Clashes between militiamen and the police in the city of Kut, about 100 miles southeast of Baghdad, since Tuesday have left at least 13 people dead including two policemen, according to local authorities quoted by Reuters adding that nearly 70 militia members were also detained.
Abadi was not able to immediately confirm the casualty figures but says that the Iraqi Army, which did not previously have a permanent presence in the city, has now gone in to keep the peace. He says the fighting was sparked when militiamen attacked the police and seized four of their newly issued vehicles.
The spokesman for US-led coalition forces in Iraq Rear Adm.

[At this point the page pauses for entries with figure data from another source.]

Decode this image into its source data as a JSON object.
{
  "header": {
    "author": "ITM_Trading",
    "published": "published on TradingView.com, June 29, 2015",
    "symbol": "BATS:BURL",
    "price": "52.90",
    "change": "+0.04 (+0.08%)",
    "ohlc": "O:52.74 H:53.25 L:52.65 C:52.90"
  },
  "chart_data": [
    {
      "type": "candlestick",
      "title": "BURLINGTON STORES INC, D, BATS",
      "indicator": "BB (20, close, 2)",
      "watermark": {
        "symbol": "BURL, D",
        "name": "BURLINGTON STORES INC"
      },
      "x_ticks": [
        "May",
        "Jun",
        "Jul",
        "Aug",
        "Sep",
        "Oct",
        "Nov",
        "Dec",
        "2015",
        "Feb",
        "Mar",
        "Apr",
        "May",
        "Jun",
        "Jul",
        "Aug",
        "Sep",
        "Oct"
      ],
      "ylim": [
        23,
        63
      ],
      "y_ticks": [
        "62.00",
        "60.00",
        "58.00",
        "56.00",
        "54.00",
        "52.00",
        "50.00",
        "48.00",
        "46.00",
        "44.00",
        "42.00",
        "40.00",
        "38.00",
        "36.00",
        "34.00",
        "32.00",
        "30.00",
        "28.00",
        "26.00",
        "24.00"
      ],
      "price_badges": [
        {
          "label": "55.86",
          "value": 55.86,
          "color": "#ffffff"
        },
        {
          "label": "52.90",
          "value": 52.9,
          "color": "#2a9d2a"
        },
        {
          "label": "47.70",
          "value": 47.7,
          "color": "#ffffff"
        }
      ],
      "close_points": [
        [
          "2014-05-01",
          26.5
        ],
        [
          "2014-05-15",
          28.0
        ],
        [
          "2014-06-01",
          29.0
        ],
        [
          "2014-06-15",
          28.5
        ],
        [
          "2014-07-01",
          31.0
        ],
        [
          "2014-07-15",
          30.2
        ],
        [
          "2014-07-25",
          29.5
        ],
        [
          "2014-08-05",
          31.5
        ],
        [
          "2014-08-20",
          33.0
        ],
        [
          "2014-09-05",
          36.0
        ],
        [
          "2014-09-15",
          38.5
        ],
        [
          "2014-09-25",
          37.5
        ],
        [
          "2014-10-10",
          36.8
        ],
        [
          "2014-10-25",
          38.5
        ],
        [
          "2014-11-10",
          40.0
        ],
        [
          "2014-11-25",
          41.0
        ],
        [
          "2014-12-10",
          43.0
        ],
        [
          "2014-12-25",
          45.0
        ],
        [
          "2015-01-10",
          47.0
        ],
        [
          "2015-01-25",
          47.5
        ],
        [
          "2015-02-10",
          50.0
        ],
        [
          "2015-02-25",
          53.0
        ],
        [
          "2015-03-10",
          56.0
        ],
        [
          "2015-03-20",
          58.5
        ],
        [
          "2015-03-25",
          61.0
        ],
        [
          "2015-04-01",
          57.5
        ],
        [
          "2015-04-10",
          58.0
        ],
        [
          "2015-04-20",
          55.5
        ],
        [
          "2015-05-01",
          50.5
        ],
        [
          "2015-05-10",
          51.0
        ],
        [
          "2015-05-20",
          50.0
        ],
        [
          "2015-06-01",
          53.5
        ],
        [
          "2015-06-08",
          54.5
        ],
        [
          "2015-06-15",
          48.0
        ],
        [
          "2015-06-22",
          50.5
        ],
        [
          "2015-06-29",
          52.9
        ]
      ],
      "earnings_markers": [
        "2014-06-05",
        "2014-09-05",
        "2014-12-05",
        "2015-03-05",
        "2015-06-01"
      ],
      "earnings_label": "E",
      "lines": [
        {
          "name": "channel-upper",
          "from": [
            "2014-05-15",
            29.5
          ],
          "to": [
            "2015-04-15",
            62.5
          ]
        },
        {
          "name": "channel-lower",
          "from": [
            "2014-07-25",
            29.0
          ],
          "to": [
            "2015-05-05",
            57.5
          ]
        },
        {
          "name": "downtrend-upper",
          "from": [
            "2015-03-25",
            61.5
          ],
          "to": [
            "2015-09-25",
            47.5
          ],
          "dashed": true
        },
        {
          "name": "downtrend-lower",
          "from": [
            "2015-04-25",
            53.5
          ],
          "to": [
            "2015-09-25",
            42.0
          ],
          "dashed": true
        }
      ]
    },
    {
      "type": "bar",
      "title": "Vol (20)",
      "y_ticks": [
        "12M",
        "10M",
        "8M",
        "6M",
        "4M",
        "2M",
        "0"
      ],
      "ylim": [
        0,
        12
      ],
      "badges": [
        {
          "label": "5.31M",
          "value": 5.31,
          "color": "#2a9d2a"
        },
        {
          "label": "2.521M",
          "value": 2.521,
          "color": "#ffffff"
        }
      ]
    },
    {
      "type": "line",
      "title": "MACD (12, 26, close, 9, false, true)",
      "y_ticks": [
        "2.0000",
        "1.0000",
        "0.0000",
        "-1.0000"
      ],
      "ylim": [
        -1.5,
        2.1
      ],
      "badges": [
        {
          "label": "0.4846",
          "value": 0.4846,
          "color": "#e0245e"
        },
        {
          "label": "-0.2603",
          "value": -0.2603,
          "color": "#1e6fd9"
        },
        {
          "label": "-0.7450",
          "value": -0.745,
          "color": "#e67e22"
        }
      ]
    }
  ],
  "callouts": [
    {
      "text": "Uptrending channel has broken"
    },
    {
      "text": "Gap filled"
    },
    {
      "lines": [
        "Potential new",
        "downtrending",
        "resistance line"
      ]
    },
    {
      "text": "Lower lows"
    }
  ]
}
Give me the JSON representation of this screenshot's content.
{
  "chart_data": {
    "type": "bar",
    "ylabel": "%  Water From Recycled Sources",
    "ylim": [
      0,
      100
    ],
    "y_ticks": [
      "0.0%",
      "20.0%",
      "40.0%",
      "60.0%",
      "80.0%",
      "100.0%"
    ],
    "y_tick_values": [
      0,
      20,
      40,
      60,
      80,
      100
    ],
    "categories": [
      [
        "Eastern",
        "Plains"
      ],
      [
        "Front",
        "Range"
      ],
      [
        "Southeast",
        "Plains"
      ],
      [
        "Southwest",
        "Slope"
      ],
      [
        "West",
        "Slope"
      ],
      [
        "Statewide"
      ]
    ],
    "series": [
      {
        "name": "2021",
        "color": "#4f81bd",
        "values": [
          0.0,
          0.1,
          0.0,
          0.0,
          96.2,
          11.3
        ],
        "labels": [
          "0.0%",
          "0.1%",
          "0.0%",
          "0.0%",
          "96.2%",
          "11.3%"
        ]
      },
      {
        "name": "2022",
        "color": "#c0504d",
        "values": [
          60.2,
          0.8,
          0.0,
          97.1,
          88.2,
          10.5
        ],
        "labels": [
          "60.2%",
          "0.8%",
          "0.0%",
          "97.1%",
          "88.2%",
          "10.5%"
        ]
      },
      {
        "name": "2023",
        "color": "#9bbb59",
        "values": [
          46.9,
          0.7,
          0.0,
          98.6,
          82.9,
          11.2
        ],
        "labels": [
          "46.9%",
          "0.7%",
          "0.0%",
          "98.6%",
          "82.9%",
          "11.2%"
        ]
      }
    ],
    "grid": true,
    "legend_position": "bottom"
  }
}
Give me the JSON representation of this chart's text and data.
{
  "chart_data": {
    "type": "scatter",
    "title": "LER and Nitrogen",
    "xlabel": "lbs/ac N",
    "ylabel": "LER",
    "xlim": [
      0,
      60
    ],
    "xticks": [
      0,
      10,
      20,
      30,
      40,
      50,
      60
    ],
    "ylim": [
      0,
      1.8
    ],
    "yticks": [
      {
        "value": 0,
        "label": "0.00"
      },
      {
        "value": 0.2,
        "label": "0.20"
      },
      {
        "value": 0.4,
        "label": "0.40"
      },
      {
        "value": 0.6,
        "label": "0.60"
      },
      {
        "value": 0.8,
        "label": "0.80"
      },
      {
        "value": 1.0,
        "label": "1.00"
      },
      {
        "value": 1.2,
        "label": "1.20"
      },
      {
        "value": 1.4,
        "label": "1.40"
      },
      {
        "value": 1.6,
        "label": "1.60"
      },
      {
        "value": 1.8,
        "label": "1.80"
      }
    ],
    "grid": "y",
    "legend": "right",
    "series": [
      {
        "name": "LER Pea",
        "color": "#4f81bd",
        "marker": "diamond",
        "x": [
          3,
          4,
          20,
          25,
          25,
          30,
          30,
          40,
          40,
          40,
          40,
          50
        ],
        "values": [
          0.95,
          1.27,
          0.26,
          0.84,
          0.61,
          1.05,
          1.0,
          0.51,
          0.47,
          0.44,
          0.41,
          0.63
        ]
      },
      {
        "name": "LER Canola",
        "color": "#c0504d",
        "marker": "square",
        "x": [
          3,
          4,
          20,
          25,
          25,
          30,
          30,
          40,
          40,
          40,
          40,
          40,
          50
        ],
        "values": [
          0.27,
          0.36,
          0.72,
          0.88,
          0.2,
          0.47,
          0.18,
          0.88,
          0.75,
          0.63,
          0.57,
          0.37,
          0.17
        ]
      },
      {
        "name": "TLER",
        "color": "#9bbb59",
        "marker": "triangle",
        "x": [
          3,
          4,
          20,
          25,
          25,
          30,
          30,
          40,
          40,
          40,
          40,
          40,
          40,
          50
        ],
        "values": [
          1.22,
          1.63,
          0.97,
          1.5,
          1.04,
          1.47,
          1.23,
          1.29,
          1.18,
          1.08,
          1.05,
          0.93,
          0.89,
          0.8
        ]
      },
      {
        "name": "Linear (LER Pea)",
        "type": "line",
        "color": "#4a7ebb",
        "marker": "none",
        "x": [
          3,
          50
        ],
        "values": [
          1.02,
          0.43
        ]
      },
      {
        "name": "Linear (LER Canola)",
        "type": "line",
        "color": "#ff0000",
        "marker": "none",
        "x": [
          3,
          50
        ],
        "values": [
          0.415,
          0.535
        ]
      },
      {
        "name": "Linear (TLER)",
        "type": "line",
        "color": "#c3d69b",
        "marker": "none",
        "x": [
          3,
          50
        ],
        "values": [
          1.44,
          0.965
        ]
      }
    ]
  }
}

Greg Smith said US air power was involved in the fighting in Kut early on but sought to play down the significance of the clashes there and the recent unrest in the south. He portrayed the fighting in Kut as just being a turf battle between "local groups."
"It's limited in terms of scope and scale … we do not view it as a widespread issue and concern outside of Kut," Admiral Smith told reporters during a briefing in Baghdad.
The US military continues to say that Al Qaeda is the No. 1 threat in Iraq, and Smith highlighted this Sunday by speaking about a group of 48 fighters that have been detained by US troops over the past four months. He said all came over the Syrian border to carry out suicide attacks in Iraq. He said their average age was 22 and that 40 percent were Saudi.
But a pattern of violence in southern Iraq over the past week highlights another threat, too.
Four American soldiers were killed in two separate attacks in southern Iraq Wednesday, a day after a powerful roadside bomb, similar to those Washington accuses Iran of shipping to Iraq, struck a bus near the southern city of Nasiriyah, killing 16 civilians. On Saturday, 29 Katyusha rockets aimed at the US consulate in Hilla, south of Baghdad, hit a residential neighborhood instead, wounding nine.